Près de 36 ans après la mort de Grégory Villemin dans les Vosges, la cour d'appel de Paris a décidé ce jeudi d'annuler les déclarations de Murielle Bolle lors de sa garde à vue, en novembre 1984. Elle avait alors accusé son beau-frère d'avoir kidnappé le petit garçon.

Nouveau rebondissement dans l'affaire Grégory Villemin, dont le mystère perdure depuis trois décennies. La cour d'appel de Paris a annulé ce jeudi les déclarations de Murielle Bolle lors de sa garde à vue des 2 et 3 novembre 1984. A l'époque, elle avait déclaré aux gendarmes que son beau-frère, Bernard Laroche, avait kidnappé en sa présence Grégory Villemin, retrouvé mort le 16 octobre 1984, pieds et poings liés, dans les eaux de la Vologne.

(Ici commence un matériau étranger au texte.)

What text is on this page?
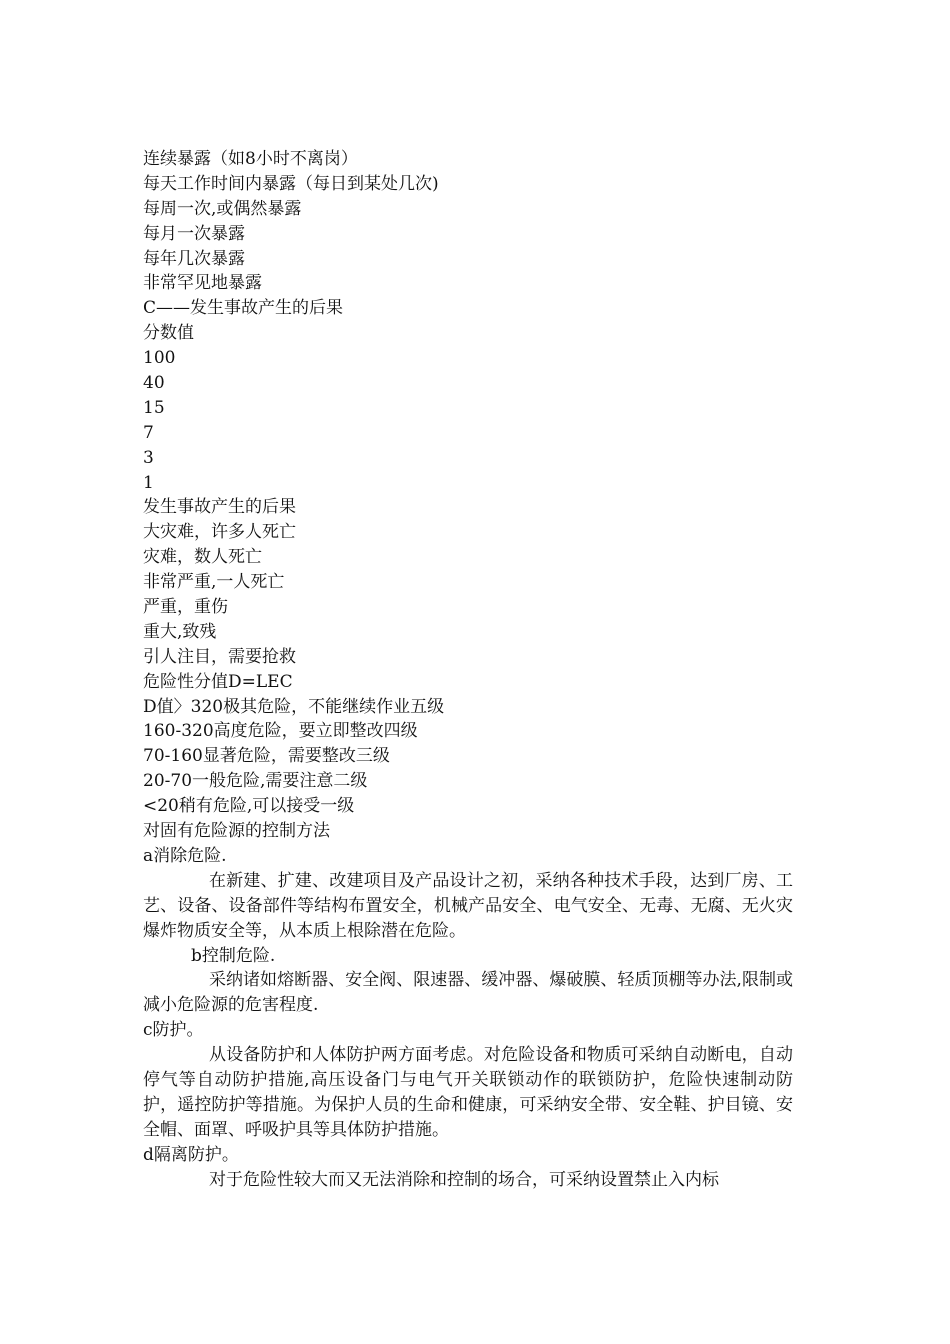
连续暴露（如8小时不离岗）
每天工作时间内暴露（每日到某处几次)
每周一次,或偶然暴露
每月一次暴露
每年几次暴露
非常罕见地暴露
C——发生事故产生的后果
分数值
100
40
15
7
3
1
发生事故产生的后果
大灾难，许多人死亡
灾难，数人死亡
非常严重,一人死亡
严重，重伤
重大,致残
引人注目，需要抢救
危险性分值D=LEC
D值〉320极其危险，不能继续作业五级
160-320高度危险，要立即整改四级
70-160显著危险，需要整改三级
20-70一般危险,需要注意二级
<20稍有危险,可以接受一级
对固有危险源的控制方法
a消除危险.

在新建、扩建、改建项目及产品设计之初，采纳各种技术手段，达到厂房、工艺、设备、设备部件等结构布置安全，机械产品安全、电气安全、无毒、无腐、无火灾爆炸物质安全等，从本质上根除潜在危险。

b控制危险.

采纳诸如熔断器、安全阀、限速器、缓冲器、爆破膜、轻质顶棚等办法,限制或减小危险源的危害程度.

c防护。

从设备防护和人体防护两方面考虑。对危险设备和物质可采纳自动断电，自动停气等自动防护措施,高压设备门与电气开关联锁动作的联锁防护，危险快速制动防护，遥控防护等措施。为保护人员的生命和健康，可采纳安全带、安全鞋、护目镜、安全帽、面罩、呼吸护具等具体防护措施。

d隔离防护。

对于危险性较大而又无法消除和控制的场合，可采纳设置禁止入内标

Elle avait réitéré ses propos quelques jours plus tard face au juge d'instruction, Jean-Michel Lambert. Mais l'adolescente s'était ensuite rétractée en assurant avoir tenu ces propos sous la contrainte des gendarmes. Elle n'a depuis cessé de clamer l'innocence de Bernard Laroche, abattu par le père de Grégory, Jean-Marie Villemin, en 1985.

Validité des déclarations devant le juge Lambert

Si les déclarations de Murielle Bolle faites lors de sa garde à vue sont donc déclarées nulles, la réitération de ses propos devant le juge Lambert reste valide, a appris BFMTV de sources concordantes.

La cour de cassation, saisie par Murielle Bolle, avait déjà reconnu le 19 février que sa garde à vue avait été effectuée en application de dispositions "inconstitutionnelles" de l'ordonnance de 1945 sur "l'enfance délinquante", la loi ne prévoyant alors, par exemple, ni présence d'un avocat ni notification du droit de se taire. La plus haute instance judiciaire avait donc ouvert la voie à cette annulation...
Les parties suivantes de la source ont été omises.